Сверкалов засмеялся, собака.

— Я от озера никуда, — твёрдо сказал Семён, — до самой своей смерти. И даже когда помру — буду приходить вон на этот островок — там камень есть, ты знаешь, как раз сидеть удобно — сяду стеречь.

— Ну, увидишь, что кто-то рыбу глушит или отработанное масло в воду слил. Что ты сделаешь с того-то света?

— Да уж я придумаю чего! Каждому гаду, который тут напакостит, устрою так, чтоб жизни был не рад.

Сверкалов опять полнокровно засмеялся. Хотя что тут смешного? Ему же совершенно серьёзно сказано.

— Ладно, так и запишем, — кивнул Сверкалов благодушно.

— Но вообще-то у меня к тебе, Виктор Петрович, тоже есть разговор.

— Какой?

— А такой, как у тебя с Курицыным Фёдором из Лопарёва в прошлом году был и с глинниковскими нынешней весной.

— А-а.
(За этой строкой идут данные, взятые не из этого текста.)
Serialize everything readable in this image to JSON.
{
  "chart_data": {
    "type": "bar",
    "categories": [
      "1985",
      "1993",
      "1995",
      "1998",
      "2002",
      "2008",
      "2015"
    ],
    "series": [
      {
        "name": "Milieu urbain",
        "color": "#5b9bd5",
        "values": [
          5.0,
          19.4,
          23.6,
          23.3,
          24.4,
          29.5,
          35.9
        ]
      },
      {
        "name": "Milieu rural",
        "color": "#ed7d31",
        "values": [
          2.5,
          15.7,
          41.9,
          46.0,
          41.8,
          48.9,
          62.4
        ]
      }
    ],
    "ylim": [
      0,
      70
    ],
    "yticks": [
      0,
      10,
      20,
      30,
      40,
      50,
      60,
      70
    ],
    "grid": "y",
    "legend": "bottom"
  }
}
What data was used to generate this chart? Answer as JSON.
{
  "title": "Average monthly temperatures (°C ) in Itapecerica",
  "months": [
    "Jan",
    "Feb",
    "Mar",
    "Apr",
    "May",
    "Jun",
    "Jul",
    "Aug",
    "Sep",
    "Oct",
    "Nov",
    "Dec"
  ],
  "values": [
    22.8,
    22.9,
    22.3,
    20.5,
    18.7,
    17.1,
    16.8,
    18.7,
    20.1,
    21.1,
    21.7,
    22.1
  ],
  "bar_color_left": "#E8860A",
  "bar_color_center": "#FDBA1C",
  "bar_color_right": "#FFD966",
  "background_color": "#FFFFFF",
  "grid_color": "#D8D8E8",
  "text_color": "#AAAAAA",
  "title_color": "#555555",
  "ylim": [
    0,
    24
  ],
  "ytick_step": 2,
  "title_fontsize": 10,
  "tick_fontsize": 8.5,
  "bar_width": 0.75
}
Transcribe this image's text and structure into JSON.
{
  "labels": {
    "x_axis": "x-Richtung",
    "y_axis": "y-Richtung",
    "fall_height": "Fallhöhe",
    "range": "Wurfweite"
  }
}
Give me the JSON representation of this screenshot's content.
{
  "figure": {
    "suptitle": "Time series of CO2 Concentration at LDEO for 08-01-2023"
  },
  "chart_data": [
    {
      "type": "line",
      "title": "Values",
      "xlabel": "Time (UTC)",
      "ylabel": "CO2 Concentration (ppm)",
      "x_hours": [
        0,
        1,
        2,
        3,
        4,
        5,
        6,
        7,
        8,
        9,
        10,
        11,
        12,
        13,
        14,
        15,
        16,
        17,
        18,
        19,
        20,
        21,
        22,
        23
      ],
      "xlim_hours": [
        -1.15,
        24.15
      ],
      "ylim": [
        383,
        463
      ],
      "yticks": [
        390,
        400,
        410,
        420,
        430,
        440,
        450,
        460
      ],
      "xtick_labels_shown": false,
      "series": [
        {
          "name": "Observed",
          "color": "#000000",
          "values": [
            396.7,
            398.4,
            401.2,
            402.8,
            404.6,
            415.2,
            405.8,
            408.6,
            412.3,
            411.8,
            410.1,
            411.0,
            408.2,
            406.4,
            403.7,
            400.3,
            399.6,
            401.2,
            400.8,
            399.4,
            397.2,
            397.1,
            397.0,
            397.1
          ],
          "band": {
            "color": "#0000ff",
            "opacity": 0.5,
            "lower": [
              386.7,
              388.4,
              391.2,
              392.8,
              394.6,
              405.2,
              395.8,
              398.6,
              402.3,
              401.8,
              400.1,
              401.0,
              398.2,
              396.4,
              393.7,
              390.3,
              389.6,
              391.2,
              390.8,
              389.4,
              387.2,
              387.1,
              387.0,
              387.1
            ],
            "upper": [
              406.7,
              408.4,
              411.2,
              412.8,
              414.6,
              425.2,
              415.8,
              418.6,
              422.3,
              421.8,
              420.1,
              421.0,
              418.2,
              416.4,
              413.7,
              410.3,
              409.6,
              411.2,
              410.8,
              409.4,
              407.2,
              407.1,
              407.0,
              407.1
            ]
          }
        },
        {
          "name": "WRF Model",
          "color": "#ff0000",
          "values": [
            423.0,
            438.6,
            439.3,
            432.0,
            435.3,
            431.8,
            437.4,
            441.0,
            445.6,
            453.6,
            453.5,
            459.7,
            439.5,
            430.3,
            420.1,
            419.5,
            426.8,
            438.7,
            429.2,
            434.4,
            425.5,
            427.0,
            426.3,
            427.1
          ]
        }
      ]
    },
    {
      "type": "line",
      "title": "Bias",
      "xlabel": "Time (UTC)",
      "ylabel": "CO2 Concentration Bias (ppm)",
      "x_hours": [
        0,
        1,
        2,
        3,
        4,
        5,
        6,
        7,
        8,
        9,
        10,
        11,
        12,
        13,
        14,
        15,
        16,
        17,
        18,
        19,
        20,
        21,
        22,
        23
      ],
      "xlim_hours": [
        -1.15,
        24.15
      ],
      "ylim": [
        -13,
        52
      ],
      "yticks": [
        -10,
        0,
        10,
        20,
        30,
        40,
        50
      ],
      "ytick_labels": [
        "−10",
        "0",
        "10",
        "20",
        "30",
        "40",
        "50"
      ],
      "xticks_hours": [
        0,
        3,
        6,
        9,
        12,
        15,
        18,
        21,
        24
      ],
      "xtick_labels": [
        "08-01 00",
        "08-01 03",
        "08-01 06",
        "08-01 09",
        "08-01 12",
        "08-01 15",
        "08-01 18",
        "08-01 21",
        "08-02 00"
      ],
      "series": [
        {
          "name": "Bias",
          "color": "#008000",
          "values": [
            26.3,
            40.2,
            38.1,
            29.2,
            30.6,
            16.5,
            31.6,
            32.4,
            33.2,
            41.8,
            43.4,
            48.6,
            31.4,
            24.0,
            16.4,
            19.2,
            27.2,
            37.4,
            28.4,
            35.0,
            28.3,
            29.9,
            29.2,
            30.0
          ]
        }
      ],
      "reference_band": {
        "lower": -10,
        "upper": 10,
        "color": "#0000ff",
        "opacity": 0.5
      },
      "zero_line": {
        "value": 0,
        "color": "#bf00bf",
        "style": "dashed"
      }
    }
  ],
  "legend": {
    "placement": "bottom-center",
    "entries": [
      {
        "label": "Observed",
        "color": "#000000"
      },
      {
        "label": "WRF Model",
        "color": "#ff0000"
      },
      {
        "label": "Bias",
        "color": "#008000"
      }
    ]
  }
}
Хочешь попытать счастья в частном предпринимательстве! Это, Сёма, большой разговор. Я к нему не готов. У Фёдора хорошо получается, а в Глинниках не очень: двое бычком пало.

— Ну, мне ни лопарёвские, ни глинниковские не указ. Если я за откорм возьмусь — никому со мной не тягаться.